Although the sisters have kept records of all the survivors’ names, they have never ventured to count exactly how many have come through Beit Avraham. “That is not something we wanted to do,” says Sister Gratia, sensitive to the numbers tattooed on her guests’ arms.

Being around aging Holocaust survivors in recent years has been hard for the nuns. “Confrontation with the Shoah all the time is difficult,” Sister Gratia shares.
“As the survivors got older, their memories of the Shoah came back more strongly. The last two years have been so hard. It got to the point where we started to ask guests to talk just to us and not to other guests, because it was just getting too intense for everybody.”
It is unclear what Sister Gratia and the only other remaining nun at Beit Avraham, Sister Yahalom, 56, will do next. Currently they are focused on finding a buyer for their $4.5 million property, which they acquired more than 50 years ago from an elderly Jewish couple.

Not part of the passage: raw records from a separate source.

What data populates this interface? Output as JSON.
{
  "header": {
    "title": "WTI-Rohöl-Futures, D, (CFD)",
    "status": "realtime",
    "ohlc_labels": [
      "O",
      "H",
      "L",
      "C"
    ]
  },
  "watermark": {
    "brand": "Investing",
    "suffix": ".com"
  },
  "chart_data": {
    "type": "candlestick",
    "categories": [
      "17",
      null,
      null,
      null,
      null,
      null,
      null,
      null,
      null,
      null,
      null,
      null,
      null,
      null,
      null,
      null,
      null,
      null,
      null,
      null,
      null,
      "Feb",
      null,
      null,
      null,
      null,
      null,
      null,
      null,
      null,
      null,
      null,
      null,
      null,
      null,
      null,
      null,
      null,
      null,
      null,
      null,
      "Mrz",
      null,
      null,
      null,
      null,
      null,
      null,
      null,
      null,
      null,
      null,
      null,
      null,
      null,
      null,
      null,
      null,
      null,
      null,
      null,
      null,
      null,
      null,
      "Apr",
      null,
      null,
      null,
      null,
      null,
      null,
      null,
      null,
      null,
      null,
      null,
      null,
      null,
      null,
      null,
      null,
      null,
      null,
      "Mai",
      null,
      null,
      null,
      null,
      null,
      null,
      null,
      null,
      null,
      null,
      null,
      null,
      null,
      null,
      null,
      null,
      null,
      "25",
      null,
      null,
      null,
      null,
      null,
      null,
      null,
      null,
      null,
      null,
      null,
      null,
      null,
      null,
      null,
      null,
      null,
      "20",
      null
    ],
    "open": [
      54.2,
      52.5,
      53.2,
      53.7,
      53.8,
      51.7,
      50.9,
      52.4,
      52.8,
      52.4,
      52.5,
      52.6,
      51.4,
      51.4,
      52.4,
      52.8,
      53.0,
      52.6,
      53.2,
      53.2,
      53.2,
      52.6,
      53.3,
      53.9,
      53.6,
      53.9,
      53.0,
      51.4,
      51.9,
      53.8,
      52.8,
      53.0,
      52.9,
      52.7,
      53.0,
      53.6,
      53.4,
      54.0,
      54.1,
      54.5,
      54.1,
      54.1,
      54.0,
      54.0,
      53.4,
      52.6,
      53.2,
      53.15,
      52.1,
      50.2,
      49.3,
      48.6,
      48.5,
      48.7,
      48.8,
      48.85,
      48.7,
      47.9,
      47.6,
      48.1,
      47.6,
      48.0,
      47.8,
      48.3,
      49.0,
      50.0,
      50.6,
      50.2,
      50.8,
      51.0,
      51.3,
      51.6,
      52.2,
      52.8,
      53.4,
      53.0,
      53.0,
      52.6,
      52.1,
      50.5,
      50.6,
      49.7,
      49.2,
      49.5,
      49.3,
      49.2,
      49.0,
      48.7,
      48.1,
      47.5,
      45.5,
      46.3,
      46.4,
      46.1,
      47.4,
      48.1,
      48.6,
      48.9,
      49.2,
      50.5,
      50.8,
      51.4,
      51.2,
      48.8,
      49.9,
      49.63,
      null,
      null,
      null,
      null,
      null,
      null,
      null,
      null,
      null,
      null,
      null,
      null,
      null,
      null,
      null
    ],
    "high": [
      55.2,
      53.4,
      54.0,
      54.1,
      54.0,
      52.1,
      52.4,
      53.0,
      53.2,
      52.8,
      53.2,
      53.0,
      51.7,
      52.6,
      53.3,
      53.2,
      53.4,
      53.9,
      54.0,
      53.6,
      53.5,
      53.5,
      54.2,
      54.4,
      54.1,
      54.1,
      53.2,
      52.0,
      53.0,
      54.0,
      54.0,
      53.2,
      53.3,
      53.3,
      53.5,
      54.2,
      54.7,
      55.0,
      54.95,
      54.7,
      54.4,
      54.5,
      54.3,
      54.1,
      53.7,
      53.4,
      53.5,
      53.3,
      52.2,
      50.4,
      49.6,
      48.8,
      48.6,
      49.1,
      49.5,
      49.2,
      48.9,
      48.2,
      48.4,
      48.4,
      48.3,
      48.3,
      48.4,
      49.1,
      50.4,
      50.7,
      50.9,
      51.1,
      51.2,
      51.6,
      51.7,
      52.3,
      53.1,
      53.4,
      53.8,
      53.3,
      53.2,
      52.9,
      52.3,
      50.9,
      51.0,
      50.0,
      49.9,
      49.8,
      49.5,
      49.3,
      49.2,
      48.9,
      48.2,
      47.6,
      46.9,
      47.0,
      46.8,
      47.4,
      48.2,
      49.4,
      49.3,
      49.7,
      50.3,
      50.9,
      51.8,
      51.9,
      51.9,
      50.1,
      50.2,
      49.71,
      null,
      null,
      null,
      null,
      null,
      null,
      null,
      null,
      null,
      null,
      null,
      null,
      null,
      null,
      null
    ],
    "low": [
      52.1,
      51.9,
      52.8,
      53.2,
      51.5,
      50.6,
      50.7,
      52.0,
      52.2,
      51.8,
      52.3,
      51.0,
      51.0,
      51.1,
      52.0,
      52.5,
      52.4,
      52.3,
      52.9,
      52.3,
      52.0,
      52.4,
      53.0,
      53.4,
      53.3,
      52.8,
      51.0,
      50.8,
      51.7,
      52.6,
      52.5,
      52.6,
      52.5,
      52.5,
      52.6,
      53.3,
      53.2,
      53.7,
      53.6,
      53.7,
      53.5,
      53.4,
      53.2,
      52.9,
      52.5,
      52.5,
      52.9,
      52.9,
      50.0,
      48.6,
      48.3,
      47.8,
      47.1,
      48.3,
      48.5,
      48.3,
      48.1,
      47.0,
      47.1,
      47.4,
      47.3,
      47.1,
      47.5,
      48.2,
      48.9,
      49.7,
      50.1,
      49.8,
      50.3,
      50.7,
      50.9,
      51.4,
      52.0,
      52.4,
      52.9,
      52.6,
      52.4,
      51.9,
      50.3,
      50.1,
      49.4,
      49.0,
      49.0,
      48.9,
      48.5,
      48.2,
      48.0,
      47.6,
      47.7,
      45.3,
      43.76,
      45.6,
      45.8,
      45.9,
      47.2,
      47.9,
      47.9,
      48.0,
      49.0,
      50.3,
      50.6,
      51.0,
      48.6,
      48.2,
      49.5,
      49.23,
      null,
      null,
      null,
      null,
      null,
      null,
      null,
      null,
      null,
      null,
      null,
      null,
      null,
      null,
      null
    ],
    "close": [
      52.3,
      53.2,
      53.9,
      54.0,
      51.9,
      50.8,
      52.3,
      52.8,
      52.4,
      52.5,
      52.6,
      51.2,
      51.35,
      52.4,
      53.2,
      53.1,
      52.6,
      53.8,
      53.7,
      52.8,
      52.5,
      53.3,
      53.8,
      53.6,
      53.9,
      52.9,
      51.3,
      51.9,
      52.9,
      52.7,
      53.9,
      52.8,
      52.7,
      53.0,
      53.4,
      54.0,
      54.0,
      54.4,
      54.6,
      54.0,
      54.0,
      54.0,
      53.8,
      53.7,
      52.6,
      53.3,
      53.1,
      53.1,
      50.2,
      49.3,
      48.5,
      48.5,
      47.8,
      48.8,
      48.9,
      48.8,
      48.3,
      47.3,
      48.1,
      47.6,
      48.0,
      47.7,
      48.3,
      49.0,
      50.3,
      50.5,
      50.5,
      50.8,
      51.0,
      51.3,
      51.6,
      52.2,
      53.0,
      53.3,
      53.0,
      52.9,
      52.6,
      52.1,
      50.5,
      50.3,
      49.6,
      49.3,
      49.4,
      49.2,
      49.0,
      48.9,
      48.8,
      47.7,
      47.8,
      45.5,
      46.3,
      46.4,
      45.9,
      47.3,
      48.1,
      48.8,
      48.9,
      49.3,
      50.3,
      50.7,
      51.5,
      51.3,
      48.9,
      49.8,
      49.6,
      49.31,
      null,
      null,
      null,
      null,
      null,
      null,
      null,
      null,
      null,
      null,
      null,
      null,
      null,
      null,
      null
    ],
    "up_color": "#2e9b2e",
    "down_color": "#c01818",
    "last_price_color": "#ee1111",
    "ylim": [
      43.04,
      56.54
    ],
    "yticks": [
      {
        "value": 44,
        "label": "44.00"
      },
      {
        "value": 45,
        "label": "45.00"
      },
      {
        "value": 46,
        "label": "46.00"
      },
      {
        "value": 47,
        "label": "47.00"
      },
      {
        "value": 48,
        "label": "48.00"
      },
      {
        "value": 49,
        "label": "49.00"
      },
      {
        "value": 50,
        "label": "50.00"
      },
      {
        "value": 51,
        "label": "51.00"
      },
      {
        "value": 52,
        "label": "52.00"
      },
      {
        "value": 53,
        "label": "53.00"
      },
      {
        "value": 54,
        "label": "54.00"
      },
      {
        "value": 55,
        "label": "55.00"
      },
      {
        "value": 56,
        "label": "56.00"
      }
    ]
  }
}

“Back then, the house was very close to the Jordanian border,” so not many people were interested in buying it, says Sister Gratia of the 240 square meter structure (with an additional 80 square meters of basement space) sitting on almost a dunam of land. The nuns themselves did all the original renovations on the stone house, whose four double and two single guest rooms have been kept in pristine condition. Until recently, the sisters also did all the work involved in maintaining the lush, landscaped gardens surrounding the house.
“It’s a simple house. It’s not what people are used to now,” acknowledges Sister Gratia in German-accented Hebrew of the dated décor and architectural layout. The land, more than the house itself would be the attraction to today’s real estate buyers.
“It currently has permits for being a guest house, and it could also be used as a small boutique hotel, or as a residence,” says Batya Kenanie-Bram, the real-estate agent handling the property.
‘I want to be part of the People of Israel’
With the last group of survivors last year, and Beit Avraham up for sale, one might assume that the sisters would be looking forward to returning to their order’s headquarters in Germany.
However, that is not the case — at least not for Sister Gratia, who became an Israeli citizen two years ago and has no plans to leave the Holy Land. “I want to be part of the People of Israel,” she asserts.
She is grateful to Israel and to the Holocaust survivors themselves for allowing her and her fellow sisters to do what they believe they were meant to do.
“Israel allowed us to fulfill our founding mother’s vision to give a drop of love to the survivors,” she says. “We gave our whole lives to this work, but it’s just a drop in a sea of unending suffering.”